FCA-JT operates in a section where the speed of an oncoming vehicle from an adjacent lane is 30-70 km/h when the driving vehicle turns left at 10-30 km/h with the turn signal on. This feature recognizes an oncoming vehicle through the front camera and front radar and brakes itself to reduce the risk. The FCA-JC utilizes a front-facing radar in addition to a front-facing camera and front-facing radar when a driving vehicle passes through an intersection at a speed of 10-55 km/h. Suppose a vehicle approaches at a speed of 10 to 60 km/h (warning) or 10 to 40 km/h (braking) from the left and right. In that case, it warns of the risk of collision and minimizes the risk of an accident through braking.

The FCA of the G90, which contains Hyundai Motor Group’s latest technology, can also steer itself to prevent accidents when it senses danger. FCA-LO is activated when the vehicle speed is between 40 and 145 km/h; this system detects an oncoming vehicle that crosses the centerline in case of changing lanes or detects an oncoming vehicle when overtaking the vehicle to the left to prevent an accident by steering to the right. Suppose there is a risk of a secondary collision with another vehicle, pedestrian, or cyclist due to the steering control. In that case, the evasive steering is not performed, and the system would simply notify the danger.

Other FCA steering features are Lane-Change Side (FCA-LS) and Blind-Spot Collision-Avoidance Assist (BCA). This function is activated when the vehicle speed is between 40 and 145 km/h. This technology uses a front camera and a front radar, a front side radar, and a rear side radar. If the driver does not recognize the vehicle in the blind spot and attempts to change lanes or change to the left lane, and if the vehicle in front is decelerating rapidly, the driver turns the steering wheel to the right again to reduce the risk of an accident. Likewise, at this time, if there is a risk of a secondary collision, the danger is notified with a warning without avoiding it.

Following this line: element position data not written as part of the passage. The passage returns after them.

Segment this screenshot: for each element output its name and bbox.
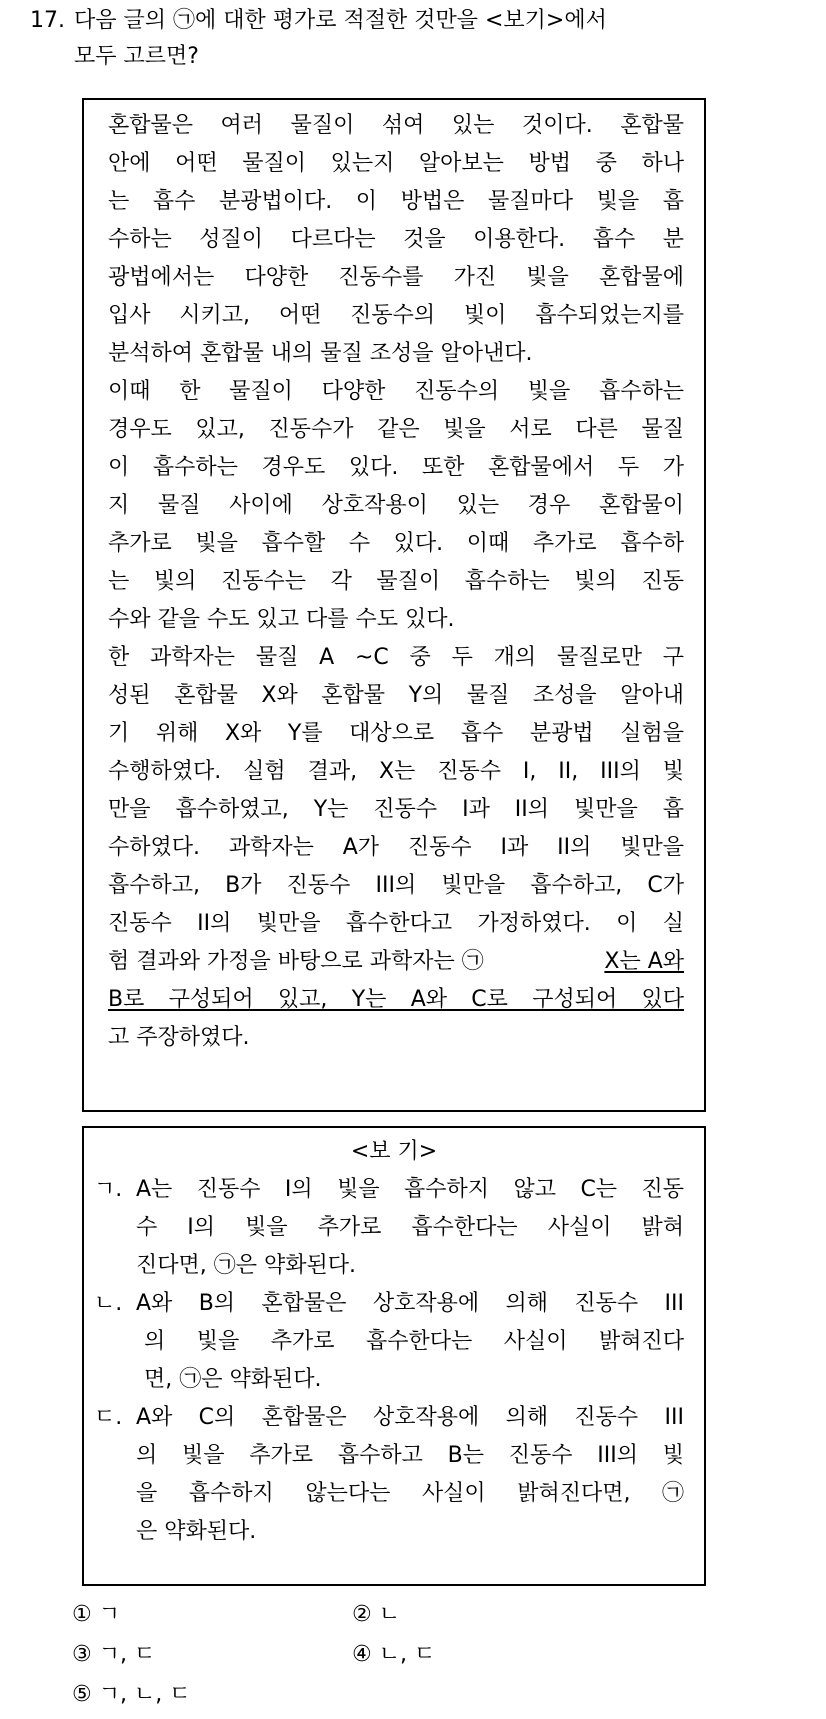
bogi-item-marker: ㄱ.: [94, 1177, 123, 1202]
answer-option-1[interactable]: ① ㄱ: [72, 1602, 120, 1627]
passage-line: 수하였다. 과학자는 A가 진동수 I과 II의 빛만을: [108, 835, 684, 860]
bogi-item-line: A와 B의 혼합물은 상호작용에 의해 진동수 III: [136, 1291, 684, 1316]
passage-line: 고 주장하였다.: [108, 1025, 250, 1050]
passage-line: 는 흡수 분광법이다. 이 방법은 물질마다 빛을 흡: [108, 189, 684, 214]
question-line-2: [74, 40, 199, 74]
passage-line: 만을 흡수하였고, Y는 진동수 I과 II의 빛만을 흡: [108, 797, 684, 822]
bogi-item-line: 을 흡수하지 않는다는 사실이 밝혀진다면, ㉠: [136, 1481, 684, 1506]
claim-underlined-text: B로 구성되어 있고, Y는 A와 C로 구성되어 있다: [108, 987, 684, 1012]
question-number: 17.: [30, 8, 65, 33]
passage-line: 경우도 있고, 진동수가 같은 빛을 서로 다른 물질: [108, 417, 684, 442]
passage-line: 성된 혼합물 X와 혼합물 Y의 물질 조성을 알아내: [108, 683, 684, 708]
passage-line: 광법에서는 다양한 진동수를 가진 빛을 혼합물에: [108, 265, 684, 290]
passage-line: 혼합물은 여러 물질이 섞여 있는 것이다. 혼합물: [108, 113, 684, 138]
bogi-item-line: 은 약화된다.: [136, 1519, 257, 1544]
question-text-2: 모두 고르면?: [74, 44, 199, 69]
claim-underlined-text: X는 A와: [604, 949, 684, 974]
bogi-box: [82, 1126, 706, 1586]
passage-line: 진동수 II의 빛만을 흡수한다고 가정하였다. 이 실: [108, 911, 684, 936]
passage-line: 이 흡수하는 경우도 있다. 또한 혼합물에서 두 가: [108, 455, 684, 480]
bogi-item-marker: ㄷ.: [94, 1405, 123, 1430]
bogi-item-line: 진다면, ㉠은 약화된다.: [136, 1253, 356, 1278]
passage-line: 입사 시키고, 어떤 진동수의 빛이 흡수되었는지를: [108, 303, 684, 328]
passage-line: 분석하여 혼합물 내의 물질 조성을 알아낸다.: [108, 341, 533, 366]
bogi-item-line: 의 빛을 추가로 흡수하고 B는 진동수 III의 빛: [136, 1443, 684, 1468]
bogi-title: <보 기>: [350, 1139, 438, 1164]
question-text-1: 다음 글의 ㉠에 대한 평가로 적절한 것만을 <보기>에서: [74, 8, 607, 33]
bogi-item-line: A와 C의 혼합물은 상호작용에 의해 진동수 III: [136, 1405, 684, 1430]
passage-line: 수하는 성질이 다르다는 것을 이용한다. 흡수 분: [108, 227, 684, 252]
passage-line-claim: [108, 982, 684, 1018]
bogi-item-line: 의 빛을 추가로 흡수한다는 사실이 밝혀진다: [144, 1329, 684, 1354]
answer-option-3[interactable]: ③ ㄱ, ㄷ: [72, 1642, 156, 1667]
passage-line: 수와 같을 수도 있고 다를 수도 있다.: [108, 607, 455, 632]
passage-claim-prefix: 험 결과와 가정을 바탕으로 과학자는 ㉠: [108, 949, 491, 974]
passage-line: 수행하였다. 실험 결과, X는 진동수 I, II, III의 빛: [108, 759, 684, 784]
bogi-item-line: A는 진동수 I의 빛을 흡수하지 않고 C는 진동: [136, 1177, 684, 1202]
answer-option-4[interactable]: ④ ㄴ, ㄷ: [352, 1642, 436, 1667]
question-line-1: [30, 4, 607, 38]
passage-line: 는 빛의 진동수는 각 물질이 흡수하는 빛의 진동: [108, 569, 684, 594]
bogi-item-marker: ㄴ.: [94, 1291, 123, 1316]
passage-line: 한 과학자는 물질 A ~C 중 두 개의 물질로만 구: [108, 645, 684, 670]
passage-line: 안에 어떤 물질이 있는지 알아보는 방법 중 하나: [108, 151, 684, 176]
passage-line: 이때 한 물질이 다양한 진동수의 빛을 흡수하는: [108, 379, 684, 404]
passage-line: 지 물질 사이에 상호작용이 있는 경우 혼합물이: [108, 493, 684, 518]
passage-line-claim-start: [108, 944, 684, 980]
answer-option-5[interactable]: ⑤ ㄱ, ㄴ, ㄷ: [72, 1682, 191, 1707]
passage-line: 흡수하고, B가 진동수 III의 빛만을 흡수하고, C가: [108, 873, 684, 898]
answer-option-2[interactable]: ② ㄴ: [352, 1602, 400, 1627]
bogi-item-line: 면, ㉠은 약화된다.: [144, 1367, 322, 1392]
passage-box: [82, 98, 706, 1112]
passage-line: 기 위해 X와 Y를 대상으로 흡수 분광법 실험을: [108, 721, 684, 746]
bogi-item-line: 수 I의 빛을 추가로 흡수한다는 사실이 밝혀: [136, 1215, 684, 1240]
passage-line: 추가로 빛을 흡수할 수 있다. 이때 추가로 흡수하: [108, 531, 684, 556]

The final FCA steering function is FCA w/ ESA technology, which helps steer to safely avoid the risk of collision with other vehicles, pedestrians, and cyclists in front. There are two situations in which FCA w/ ESA works. The driver avoidance steering assist works when the vehicle speed is 40-85 km/h and helps the driver recognize the danger ahead and steer more quickly and smoothly when turning the steering wheel. The automatic avoidance steering assist is activated when the vehicle speed is between 65 and 75 km/h and warns when there is a risk of collision with a pedestrian or cyclist following the edge of the roadway. If there is room in the lane, the system automatically assists the avoidance steering.

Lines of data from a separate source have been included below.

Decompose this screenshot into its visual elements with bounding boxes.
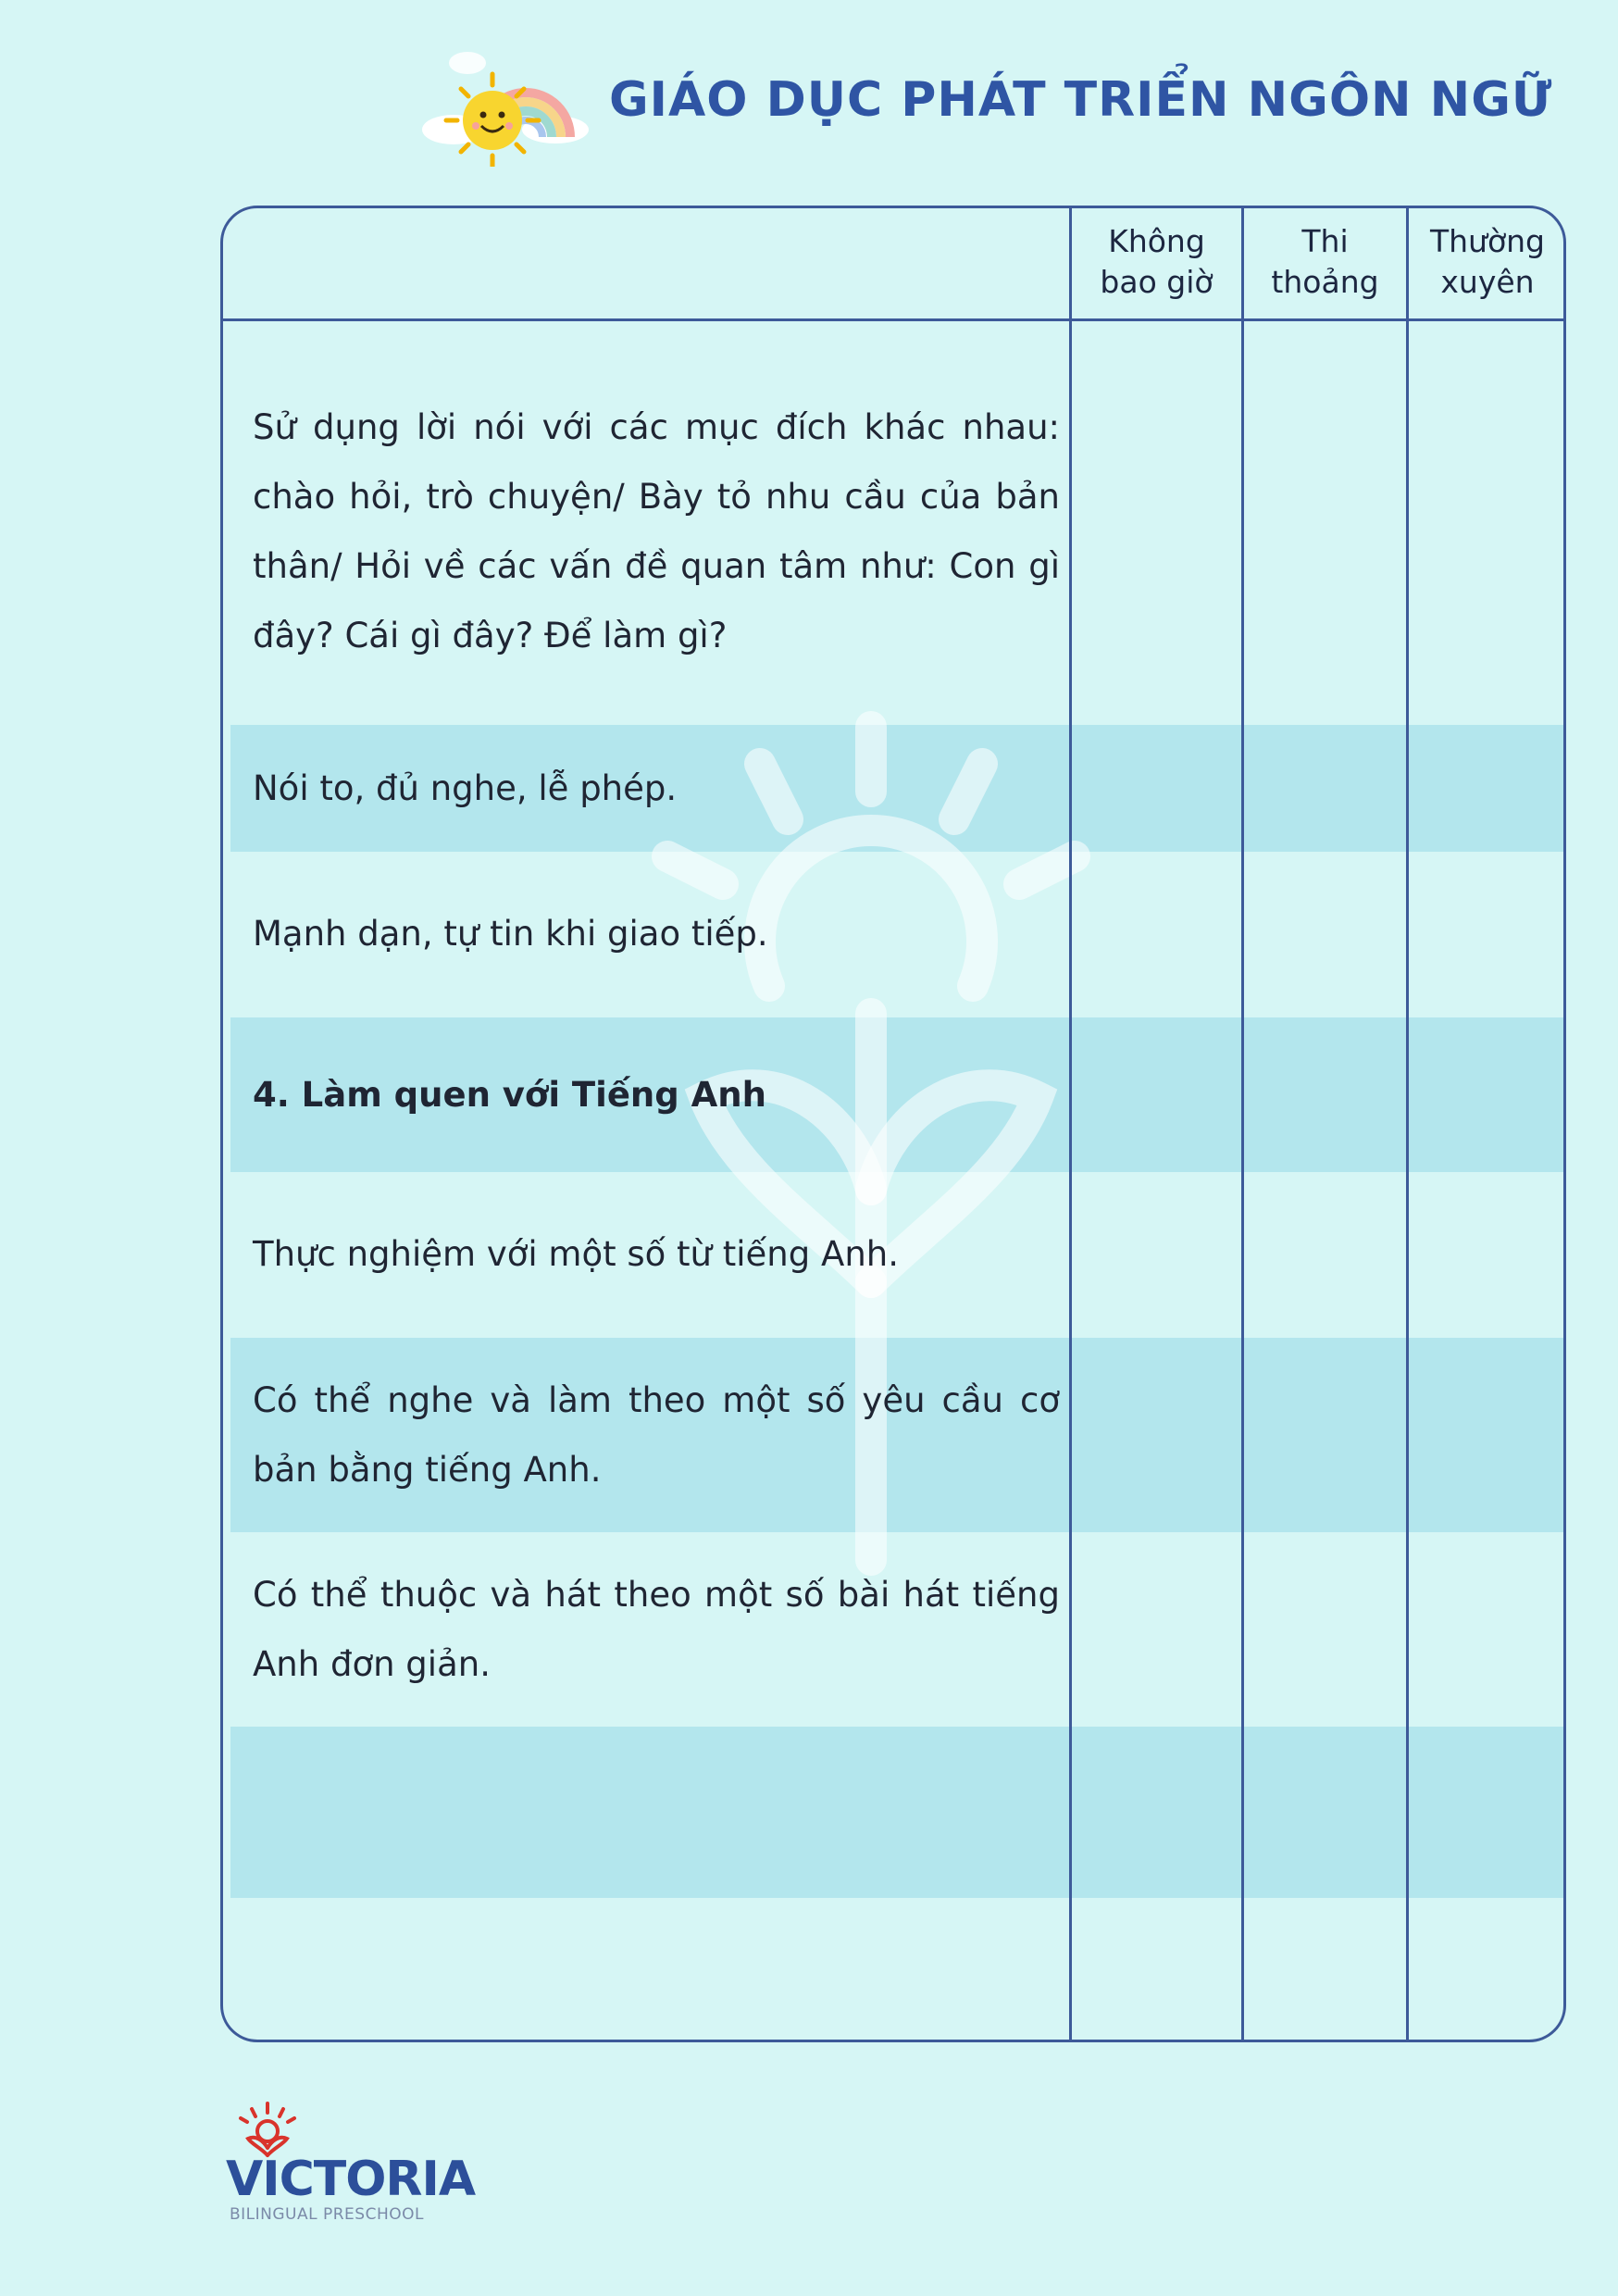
- table-row: Có thể nghe và làm theo một số yêu cầu cơ bản bằng tiếng Anh.: [253, 1380, 1060, 1490]
- logo-name: VICTORIA: [226, 2152, 476, 2207]
- column-divider: [1069, 208, 1072, 2040]
- column-header-sometimes: [1244, 221, 1406, 314]
- column-divider: [1406, 208, 1409, 2040]
- table-row: Có thể thuộc và hát theo một số bài hát tiếng Anh đơn giản.: [253, 1575, 1060, 1684]
- assessment-table: [220, 206, 1566, 2042]
- table-row: Nói to, đủ nghe, lễ phép.: [253, 768, 678, 808]
- header-divider: [223, 318, 1563, 321]
- column-header-line: Thường: [1429, 223, 1546, 259]
- column-header-line: Thi: [1301, 223, 1349, 259]
- column-header-often: [1409, 221, 1566, 314]
- logo-subtitle: BILINGUAL PRESCHOOL: [230, 2205, 424, 2224]
- column-divider: [1241, 208, 1244, 2040]
- column-header-never: [1072, 221, 1241, 314]
- page-title: GIÁO DỤC PHÁT TRIỂN NGÔN NGỮ: [609, 72, 1553, 128]
- sun-rainbow-icon: [417, 37, 602, 167]
- table-row: Thực nghiệm với một số từ tiếng Anh.: [253, 1234, 899, 1274]
- section-heading: 4. Làm quen với Tiếng Anh: [253, 1075, 766, 1115]
- column-header-line: Không: [1108, 223, 1205, 259]
- column-header-line: bao giờ: [1100, 264, 1214, 300]
- page-header: [417, 37, 1553, 167]
- table-row: Sử dụng lời nói với các mục đích khác nhau: chào hỏi, trò chuyện/ Bày tỏ nhu cầu của bản thân/ Hỏi về các vấn đề quan tâm như: Con gì đây? Cái gì đây? Để làm gì?: [253, 407, 1060, 655]
- column-header-line: thoảng: [1271, 264, 1379, 300]
- school-logo: [226, 2102, 476, 2224]
- column-header-line: xuyên: [1440, 264, 1535, 300]
- table-row: Mạnh dạn, tự tin khi giao tiếp.: [253, 914, 768, 954]
- row-band: [230, 1727, 1563, 1898]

※ Depending on the specifications and the time of mass production, the sensor or specifications may be different.

Hyundai Motor Group’s tireless efforts for everyone’s safety

Hyundai Motor Group is preparing for the perfect evolution of FCA that will lead to the era of autonomous driving

Hyundai Motor Group is installing FCA on all cars for the safety of more people to prevent accidents; FCA is also provided to entry models sold in Korea, such as Hyundai Casper, Kia Morning, and Ray. In addition, to optimize the performance of FCA, sensors (forward camera, forward radar, etc.) and FCA operation logic are being developed for each model. In addition, the automaker is scrutinizing their cars, creating a test environment similar to a real crash test to achieve the TSP+ and TSP ratings awarded by the IIHS.

Hyundai Motor Group is tirelessly working for the safety of everyone. The state-of-the-art FCA technology that operates in the various driving situations introduced above is not evaluated by the US IIHS or the European New Car Assessment Program (EURO NCAP); Nevertheless, these techniques were developed to respond to the various actual situations of their owners. Hyundai Motor Group’s advanced safety technology makes our lives safer and is also a significant step towards the future of autonomous driving.